I’m really looking forward to making the corn cakes with caviar and traditional garnishes, and the truffle risotto with parmesan croutons. (I did mention that this is lavish, didn’t I?) The salad of new potatoes and roasted walnuts with warm bacon vinaigrette makes my mouth water every time I look at the picture. (By the way, the pictures are fabulous, and there are lots of them. Some people might want to buy this book just to look at the pictures even if they don’t cook.) The Creole Christmas Trifle looks divine (it uses 12 cups of fresh raspberries!).
The Christmas Day brunch buffet includes tips on setting a traditional bar. The andouille cheese bread always sends me to my browser looking for companies that ship andouille sausage. The white cheddar truffle eggs look like a fabulous vehicle for that first taste of truffle I’ve been looking forward to. We’ve made the spiced pecans over and over again, and they’re just as amazing every time.
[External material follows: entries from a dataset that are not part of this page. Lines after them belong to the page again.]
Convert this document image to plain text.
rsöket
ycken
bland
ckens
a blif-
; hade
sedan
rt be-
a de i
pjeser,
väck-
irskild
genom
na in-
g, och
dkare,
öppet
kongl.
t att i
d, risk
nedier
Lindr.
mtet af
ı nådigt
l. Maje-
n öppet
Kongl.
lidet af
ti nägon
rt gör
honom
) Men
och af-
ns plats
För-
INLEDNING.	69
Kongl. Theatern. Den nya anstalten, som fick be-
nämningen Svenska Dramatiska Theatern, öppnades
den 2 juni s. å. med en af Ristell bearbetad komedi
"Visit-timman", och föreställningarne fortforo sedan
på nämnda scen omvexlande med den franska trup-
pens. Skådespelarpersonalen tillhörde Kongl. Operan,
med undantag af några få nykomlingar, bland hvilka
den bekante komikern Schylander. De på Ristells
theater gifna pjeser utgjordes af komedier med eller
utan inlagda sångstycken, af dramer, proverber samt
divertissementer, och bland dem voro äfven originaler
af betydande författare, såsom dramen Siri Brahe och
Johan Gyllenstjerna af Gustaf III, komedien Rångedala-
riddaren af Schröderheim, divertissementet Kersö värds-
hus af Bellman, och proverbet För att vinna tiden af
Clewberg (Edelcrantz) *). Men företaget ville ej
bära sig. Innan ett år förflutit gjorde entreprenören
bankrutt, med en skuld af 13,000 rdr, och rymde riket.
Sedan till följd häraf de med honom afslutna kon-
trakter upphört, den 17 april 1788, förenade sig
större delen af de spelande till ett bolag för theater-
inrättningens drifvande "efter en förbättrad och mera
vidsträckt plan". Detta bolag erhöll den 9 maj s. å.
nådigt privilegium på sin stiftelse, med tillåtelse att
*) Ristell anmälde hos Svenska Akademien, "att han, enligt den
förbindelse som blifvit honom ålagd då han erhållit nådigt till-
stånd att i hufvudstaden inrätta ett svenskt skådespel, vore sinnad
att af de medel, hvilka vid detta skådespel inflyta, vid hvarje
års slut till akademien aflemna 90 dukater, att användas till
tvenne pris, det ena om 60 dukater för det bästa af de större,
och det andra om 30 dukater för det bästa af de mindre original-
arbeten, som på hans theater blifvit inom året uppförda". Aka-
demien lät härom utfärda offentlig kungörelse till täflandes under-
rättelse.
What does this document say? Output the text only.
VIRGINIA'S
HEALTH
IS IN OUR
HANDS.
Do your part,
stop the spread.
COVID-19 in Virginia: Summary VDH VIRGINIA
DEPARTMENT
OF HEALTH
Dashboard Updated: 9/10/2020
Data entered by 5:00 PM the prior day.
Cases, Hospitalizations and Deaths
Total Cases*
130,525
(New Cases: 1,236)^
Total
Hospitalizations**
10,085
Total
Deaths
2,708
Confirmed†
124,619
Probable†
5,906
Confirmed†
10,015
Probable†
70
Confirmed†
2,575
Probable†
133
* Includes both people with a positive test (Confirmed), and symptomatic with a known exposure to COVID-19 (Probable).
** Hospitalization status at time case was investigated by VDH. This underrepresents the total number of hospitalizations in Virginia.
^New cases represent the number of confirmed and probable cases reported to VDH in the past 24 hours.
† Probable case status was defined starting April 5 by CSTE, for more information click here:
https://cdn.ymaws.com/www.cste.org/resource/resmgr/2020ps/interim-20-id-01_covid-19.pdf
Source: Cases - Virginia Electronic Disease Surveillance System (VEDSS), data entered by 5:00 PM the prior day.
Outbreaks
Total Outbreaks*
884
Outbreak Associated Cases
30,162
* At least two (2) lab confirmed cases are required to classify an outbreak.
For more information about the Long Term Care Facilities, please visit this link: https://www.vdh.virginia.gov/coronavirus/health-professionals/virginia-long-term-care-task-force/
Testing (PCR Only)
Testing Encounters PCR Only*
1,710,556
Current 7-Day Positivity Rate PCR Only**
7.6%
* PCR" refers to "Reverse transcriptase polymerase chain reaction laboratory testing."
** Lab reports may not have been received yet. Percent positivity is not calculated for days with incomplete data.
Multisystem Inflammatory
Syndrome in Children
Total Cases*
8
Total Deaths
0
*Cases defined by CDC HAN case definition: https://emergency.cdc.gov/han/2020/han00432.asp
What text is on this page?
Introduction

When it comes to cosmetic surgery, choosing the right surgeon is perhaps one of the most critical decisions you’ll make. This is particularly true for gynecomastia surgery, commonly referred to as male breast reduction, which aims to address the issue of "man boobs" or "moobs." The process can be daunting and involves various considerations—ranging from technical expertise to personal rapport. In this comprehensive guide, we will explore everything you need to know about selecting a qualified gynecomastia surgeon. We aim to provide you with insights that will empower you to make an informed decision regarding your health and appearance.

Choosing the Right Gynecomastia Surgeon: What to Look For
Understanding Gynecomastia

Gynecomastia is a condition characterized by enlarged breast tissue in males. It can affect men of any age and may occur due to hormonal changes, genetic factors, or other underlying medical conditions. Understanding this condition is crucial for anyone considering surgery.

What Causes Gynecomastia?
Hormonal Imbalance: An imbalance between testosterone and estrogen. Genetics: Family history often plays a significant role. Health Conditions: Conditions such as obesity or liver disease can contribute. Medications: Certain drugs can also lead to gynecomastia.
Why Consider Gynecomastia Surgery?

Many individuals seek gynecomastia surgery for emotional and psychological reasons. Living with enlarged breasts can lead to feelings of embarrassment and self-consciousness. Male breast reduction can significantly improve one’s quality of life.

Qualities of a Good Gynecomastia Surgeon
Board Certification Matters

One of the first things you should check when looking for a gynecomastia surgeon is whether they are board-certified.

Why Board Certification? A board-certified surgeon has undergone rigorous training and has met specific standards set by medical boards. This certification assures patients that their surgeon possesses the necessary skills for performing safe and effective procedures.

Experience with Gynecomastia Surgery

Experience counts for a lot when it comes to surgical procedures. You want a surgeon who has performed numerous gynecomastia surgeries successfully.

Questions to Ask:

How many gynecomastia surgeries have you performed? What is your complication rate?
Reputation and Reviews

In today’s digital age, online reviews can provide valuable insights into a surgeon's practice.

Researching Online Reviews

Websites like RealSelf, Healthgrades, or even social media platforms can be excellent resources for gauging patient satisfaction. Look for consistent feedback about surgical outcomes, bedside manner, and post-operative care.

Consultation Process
They’re sweet and a little hot and spicy (there’s cayenne in the mix!), and no one can eat just five.
I could go on forever, but I should leave a few surprises for you to explore yourself. Suffice to say that this book will appeal to two groups of people: gourmet chefs who love a challenge and adore the chance to put on an impressive spread, and people who love to look at and enjoy pictures and descriptions of incredible food. Everything we’ve made out of this cookbook so far has tasted absolutely outstanding; I just wish it was easier (and less expensive) to obtain more of the ingredients.